3) Scaling / Established Product

  • Focus — Reliability, performance at scale, expanding feature sets, and protecting brand reputation.
  • Fragmentation Approach — Strategic, data-driven, and increasingly automated.
    • Device Matrix — A well-defined, multi-tiered matrix (as discussed in "First Principles") is essential, constantly updated with fresh user analytics and market data.
    • Testing — A more sophisticated mix:
      • Manual — Focused exploratory testing, usability checks, and testing new features on key devices.
      • Automated — Significant investment in UI automation for regression testing across Tier 1 and critical Tier 2 devices, running in CI/CD.
    • Tools — Heavy reliance on cloud device farms (like BrowserStack) for comprehensive automated and manual testing coverage across the matrix. You might also maintain a small, curated in-house lab for frequently used dev/QA devices. Also this balance can shift over time.
    • Performance Monitoring — Actively monitor performance and stability across different device segments in production.
    • Risk Tolerance — Low to Very Low for Tier 1 devices and critical functionality. Higher for Tier 3.
  • Takeaway — Your fragmentation strategy is now a core part of your quality engineering process, deeply integrated and data-informed.

The Future is Still Fragmented

So, will fragmentation ever end?

Probably not, at least not anytime soon. While there are glimmers of hope (Google's Project Mainline, for instance), the fundamental drivers of diversity remain.

Hardware innovation in smartphones might be questionable today, but new form factors emerge all the time (foldables are already here, wearables are well established, and AR/VR may be on the horizon), and OS customizations persist.

What about AI?

There's certainly potential for AI to assist with this. AI may write test cases, better simulate E2E flows, and even predict high-risk device/OS combinations based on code changes.
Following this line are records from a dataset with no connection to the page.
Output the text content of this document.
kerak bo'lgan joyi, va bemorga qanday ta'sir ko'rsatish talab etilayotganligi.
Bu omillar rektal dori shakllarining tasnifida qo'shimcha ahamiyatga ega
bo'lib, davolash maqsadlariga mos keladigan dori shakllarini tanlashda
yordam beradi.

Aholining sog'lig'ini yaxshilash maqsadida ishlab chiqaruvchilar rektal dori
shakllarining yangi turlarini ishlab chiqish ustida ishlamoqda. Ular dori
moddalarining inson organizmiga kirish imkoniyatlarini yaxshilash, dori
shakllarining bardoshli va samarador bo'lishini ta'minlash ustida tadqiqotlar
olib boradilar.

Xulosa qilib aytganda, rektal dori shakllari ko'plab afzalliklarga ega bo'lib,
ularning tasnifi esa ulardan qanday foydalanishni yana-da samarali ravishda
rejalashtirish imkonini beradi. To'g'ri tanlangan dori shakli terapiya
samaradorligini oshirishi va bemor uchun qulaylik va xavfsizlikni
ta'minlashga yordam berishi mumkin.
However, for the core challenge of executing tests across diverse hardware remains, and AI is not a silver bullet.

The reality is that the right mindset and an intentional strategy (data-driven device matrix, smart testing mix, strong foundational quality, targeted automation) remain your most crucial assets for navigating the mobile landscape.
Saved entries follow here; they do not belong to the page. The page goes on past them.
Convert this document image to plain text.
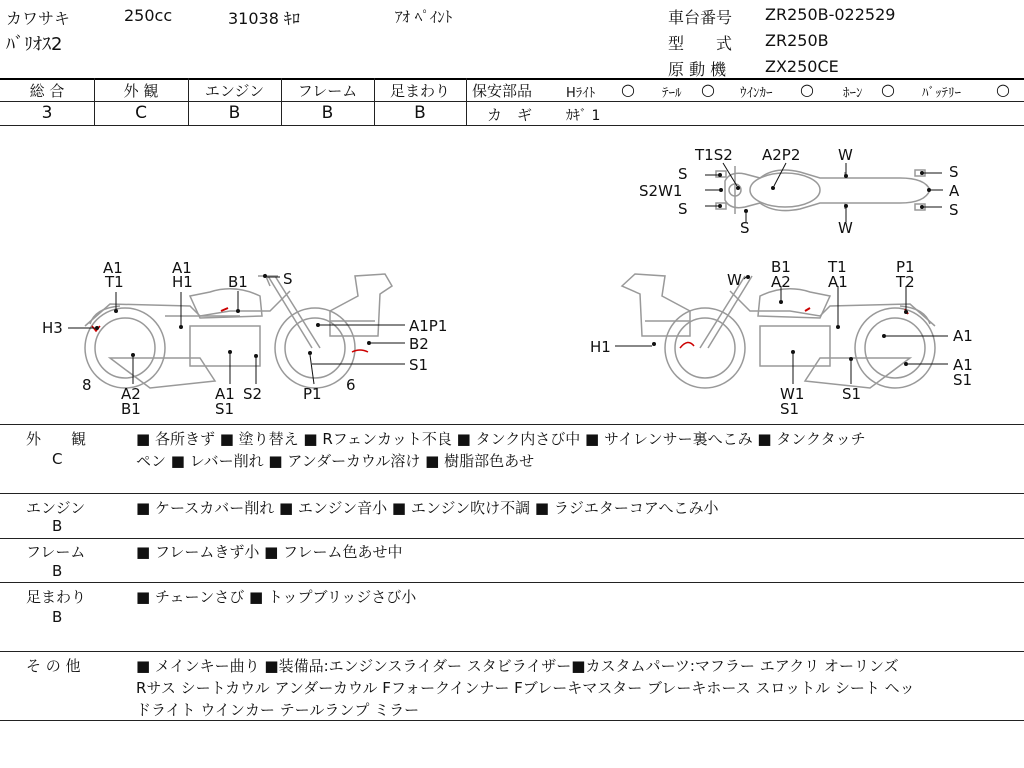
カワサキ	250cc	31038 ｷﾛ	ｱｵ ﾍﾟｲﾝﾄ
ﾊﾞﾘｵｽ2
車台番号 ZR250B-022529
型　　式 ZR250B
原 動 機 ZX250CE
総 合	外 観	エンジン	フレーム	足まわり
3	C	B	B	B
保安部品	Hﾗｲﾄ ○ ﾃｰﾙ ○ ｳｲﾝｶｰ ○ ﾎｰﾝ ○ ﾊﾞｯﾃﾘｰ ○
カ　ギ ｶｷﾞ 1
T1S2 A2P2	W
S
S2W1
S
S	W
S
A
S
A1
T1
A1
H1 B1 S
H3	A1P1
B2
S1
8 A2
B1
A1
S1
S2	P1 6
W
B1
A2
T1
A1
P1
T2
H1
A1
A1
S1
W1
S1
S1
外　　観
C
■ 各所きず ■ 塗り替え ■ Rフェンカット不良 ■ タンク内さび中 ■ サイレンサー裏へこみ ■ タンクタッチ
ペン ■ レバー削れ ■ アンダーカウル溶け ■ 樹脂部色あせ
エンジン
B
■ ケースカバー削れ ■ エンジン音小 ■ エンジン吹け不調 ■ ラジエターコアへこみ小
フレーム
B
■ フレームきず小 ■ フレーム色あせ中
足まわり
B
■ チェーンさび ■ トップブリッジさび小
そ の 他	■ メインキー曲り ■装備品:エンジンスライダー スタビライザー■カスタムパーツ:マフラー エアクリ オーリンズ
Rサス シートカウル アンダーカウル Fフォークインナー Fブレーキマスター ブレーキホース スロットル シート ヘッ
ドライト ウインカー テールランプ ミラー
The landscape will shift, but the principles of smart, risk-based testing will endure.

Bottom line

And that’s it for today! Remember that navigating the fragmented world of mobile devices is a marathon, not a sprint. Here are some takeaways from today’s guide:

  • Let data drive your device matrix — your actual user analytics are the most reliable guide for deciding which devices and OS versions deserve your primary testing focus. Don't guess; know.
  • Embrace tiered, risk-based testing — not all devices or bugs are created equal. Prioritize ruthlessly, focusing maximum effort on high-impact areas and accepting calculated risks elsewhere.
  • Blend your testing mix wisely — combine emulators (for speed), a curated in-house lab (for frequent access/fidelity), and cloud device farms like BrowserStack (for breadth, scale, and specialized needs).
  • Build on foundational quality — strong typing, linting, robust unit/integration tests, and good architectural choices significantly reduce the burden on expensive end-to-end device testing.
  • Automate strategically, not exhaustively — focus UI automation on stable, critical user flows on your most important devices to reduce toil and get fast feedback, leveraging parallel execution in the cloud.
  • Evolve your strategy with maturity — the right level of testing rigor changes as your product grows from pre-PMF to scale. Continuously adapt your approach.